I finally had enough clues to cause the issue on purpose. I’m going to show you how to do this at home, because breaking SQL Server is fun…in a test environment.

First, let’s create a table. No rows necessary, just tell SQL Server that there are.

drop table if exists dbo.RebuildTest

create table dbo.RebuildTest (
	ID int identity primary key,
	Num int,
	Filler char(100)
)

UPDATE STATISTICS dbo.RebuildTest WITH ROWCOUNT = 1000000, PAGECOUNT = 10000

Now we need to generate missing index hints….lots of them. After some experimenting, I combined two features known to play nicely with caching: temp tables and dynamic SQL. (Dear junior DBA reading this: the prior sentence is sarcasm. Those features are notorious for caching issues.)

SET NOCOUNT ON

DECLARE @sql NVARCHAR(4000)
DECLARE @stop DATETIME = DATEADD(MINUTE,60,GETDATE())

WHILE GETDATE() < @stop
begin
	
	SET @sql =
	'select *
	into #t'+CONVERT(CHAR(36),CONVERT(BINARY(16),NEWID()),1)+'
	from dbo.RebuildTest
	where Num = (select -1)'

	EXEC(@sql)

end

I ran that from ten sessions for a really long time – I think I accumulated about 15 core hours of spam. Rinse and repeat as needed to get the desired slowdown on your own system.

Consequences of above pollution:

Over nine million!

Let’s create an unrelated table, also zero rows.

drop table if exists dbo.OtherTable

create table dbo.OtherTable (
	ID int identity primary key,
	Num int,
	Filler char(100)
)

UPDATE STATISTICS dbo.OtherTable WITH ROWCOUNT = 1000000, PAGECOUNT = 10000

If you rebuild now, it will be super fast.

Run a single query that generates a missing index hint however…

select *
from dbo.OtherTable
where Num = (select 42)

And your rebuild transforms into a lumbering unkillable monstrosity

ALTER INDEX ALL ON dbo.OtherTable REBUILD WITH(ONLINE=ON,MAXDOP=1)

--need to tell SQL fake stats again if you want to repeat the tests
UPDATE STATISTICS dbo.OtherTable WITH ROWCOUNT = 1000000, PAGECOUNT = 10000

Resolution

Ironically enough, this can be fixed by, ugh, restarting SQL Server, adding the appropriate index, or rebuilding the table behind the missing index spam.

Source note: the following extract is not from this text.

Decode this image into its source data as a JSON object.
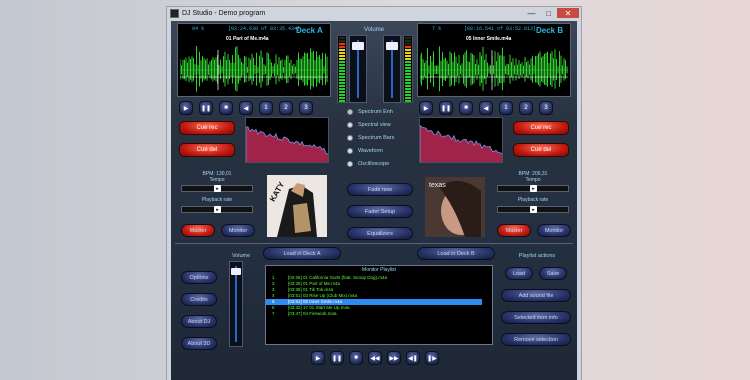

Due to the nature of the pollution, none of the SQL handles from the DMV resolved to text, but I was able to work up a way to see which objects were behind the growth.

SELECT TOP 10 mid.database_id, mid.object_id, COUNT(*) c
FROM sys.dm_db_missing_index_details mid
JOIN sys.dm_db_missing_index_groups mig
ON mig.index_handle = mid.index_handle
JOIN sys.dm_db_missing_index_group_stats_query migs
ON migs.group_handle = mig.index_group_handle
GROUP BY mid.database_id,
         mid.object_id
ORDER BY c desc

There’s another detail I haven’t figured out: for my production system, the DMV had 3 million entries and was adding minutes of extra time. For my laptop, 9 million was about 45 seconds. I’m kinda curious where the discepancy comes from, but not enough that I’m willing to spend hours melting my personal machine or digging through disassembly. Besides, disassembly problems belong to Paul White the magical SQL hermit on a remote island who solves weird code issues for booze. and who I secretly aspire to be if I grow up

It’s probably a rare issue to hit as well, needing a server that hasn’t been restarted in a long enough time and unique queries that both generate a hint and don’t get combined with similar SQL. I mean, how ridiculous would it be for people to dynamically fill global temp tables named with guids? Nobody does that, right? Crazytown.

But this is the way of things – do weird stuff in SQL, get weird issues. At least weird issues lead to entertaining blog posts, which I sincerely hope does not incentivize you to keep doing the weird stuff. Especially Service Borker. Seriously, knock that out.